The ceremony took place one day after the anniversary of the founding of Carleton University, on June 18, 1942.
Nicol, who passed away in November 2016 in his 86th year, was an alumnus of Carleton and former member of its board of governors. In 2006, Carleton awarded the successful real estate developer with an honorary doctorate for his “outstanding contributions to the governance of Carleton University, the health and spirit of the Ottawa community, and the nurturing of Canadian entrepreneurship.”
His son, Bruce Nicol, president of Tartan Homes, was at the sod-turning ceremony and was among the construction hat-wearing dignitaries to drive their shovels into the ground, while Carleton University's chief advancement officer, Jennifer Conley, led the countdown to the actual dirt digging.

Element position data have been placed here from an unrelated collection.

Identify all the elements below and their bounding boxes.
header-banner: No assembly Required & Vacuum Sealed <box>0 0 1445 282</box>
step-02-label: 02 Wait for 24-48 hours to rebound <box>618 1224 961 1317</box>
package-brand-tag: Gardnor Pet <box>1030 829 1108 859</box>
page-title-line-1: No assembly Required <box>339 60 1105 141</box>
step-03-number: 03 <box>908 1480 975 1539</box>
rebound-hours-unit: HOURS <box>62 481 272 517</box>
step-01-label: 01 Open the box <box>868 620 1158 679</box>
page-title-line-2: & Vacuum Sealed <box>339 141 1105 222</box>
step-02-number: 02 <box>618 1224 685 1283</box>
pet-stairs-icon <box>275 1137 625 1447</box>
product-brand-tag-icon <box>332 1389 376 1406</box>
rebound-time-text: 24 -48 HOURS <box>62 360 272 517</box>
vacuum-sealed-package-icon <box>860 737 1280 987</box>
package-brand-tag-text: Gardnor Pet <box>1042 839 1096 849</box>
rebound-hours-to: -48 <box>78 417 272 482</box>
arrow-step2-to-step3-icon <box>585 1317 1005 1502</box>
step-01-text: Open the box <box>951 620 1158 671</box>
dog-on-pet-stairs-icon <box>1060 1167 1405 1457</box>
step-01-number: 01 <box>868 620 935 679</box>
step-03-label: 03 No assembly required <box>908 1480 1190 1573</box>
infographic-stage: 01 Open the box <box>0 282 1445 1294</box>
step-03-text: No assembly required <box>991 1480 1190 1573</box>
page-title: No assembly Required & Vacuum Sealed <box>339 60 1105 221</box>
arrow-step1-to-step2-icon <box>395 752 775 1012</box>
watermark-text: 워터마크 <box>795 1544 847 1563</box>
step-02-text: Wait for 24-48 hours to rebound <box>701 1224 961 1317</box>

"Just as every journey starts with one step so does every building start with one shovel full of soil," said Conley.
“My role here is quite simple: It’s to soak up all of the gratitude that’s been offered for my father,” Nicol told the crowd, good-humouredly. “And on behalf of my late father and on behalf of the family: You are so welcome.

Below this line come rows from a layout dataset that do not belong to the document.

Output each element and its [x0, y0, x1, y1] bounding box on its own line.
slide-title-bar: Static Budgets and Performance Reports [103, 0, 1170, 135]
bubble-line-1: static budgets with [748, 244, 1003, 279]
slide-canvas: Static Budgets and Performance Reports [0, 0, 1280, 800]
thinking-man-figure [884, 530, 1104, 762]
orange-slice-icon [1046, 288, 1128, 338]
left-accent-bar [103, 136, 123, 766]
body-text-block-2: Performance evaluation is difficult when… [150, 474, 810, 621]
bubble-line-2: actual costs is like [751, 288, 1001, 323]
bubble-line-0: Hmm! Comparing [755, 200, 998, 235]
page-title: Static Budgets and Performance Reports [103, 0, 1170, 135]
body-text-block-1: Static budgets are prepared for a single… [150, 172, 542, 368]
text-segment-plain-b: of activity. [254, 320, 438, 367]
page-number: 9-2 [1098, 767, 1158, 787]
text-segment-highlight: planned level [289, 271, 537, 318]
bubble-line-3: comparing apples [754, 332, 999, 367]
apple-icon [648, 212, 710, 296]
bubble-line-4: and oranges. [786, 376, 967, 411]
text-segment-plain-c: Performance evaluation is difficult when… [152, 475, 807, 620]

“This is something we are so happy to see coming out of the ground now. It really means a lot to all of us, and I know my dad would be, of course, over the moon if he was here with us now.”
Wes Nicol was an active and involved student at Carleton University back in the 1950s, when the school was located at Lyon Street and First Avenue in the Glebe. After the building was turned into condos, it was home to him in his later years with his wife, Mary, who still lives there. In fact, the couple's living room is the same space where Nicol once took his university French lessons and wrote his French exam.
“The gift he gave for the building is really just a culmination of his lifelong relationship with the university,” said Nicol, before describing his dad as a generous father and community member. “I don't think anyone who knew Wes or worked with him would ever call him a passive donor. He had his eye on the ball. He wanted things to work out and he applied his determination.”
The son was pleased by the recent rate of progress made to build a proper home for the business school, which is currently distributed across six floors of Dunton Tower.
The new state-of-the-art, 100,000-square-foot facility, which will cost an estimated $65.1 million, is expected to open in 2020. The building has been designed by Toronto's Hariri Pontarini Architects.
“On behalf of my father and the Nicol family, we really need to say thank you to all of you who took that ball, once it started rolling, and really moved ahead in the most wonderful way." said Nicol. "The design, the timing, the location — right to this event — it’s really very impressive."
University officials spoke about how the modern new building, with its flexible classrooms, unique spaces for experiential learning, and communal meeting and event spaces, will bring researchers, faculty, labs and students all under one roof. The facility is designed to inspire learning that is creative and collaborative.
The Nicol Building will be open to students from across campus while also looking to connect with the business community and broader community, attendees heard.
After the groundbreaking ceremony, guests were invited to mingle over coffee and shortbread cookies that captured the spirit of the event with their construction-themed shapes and icing.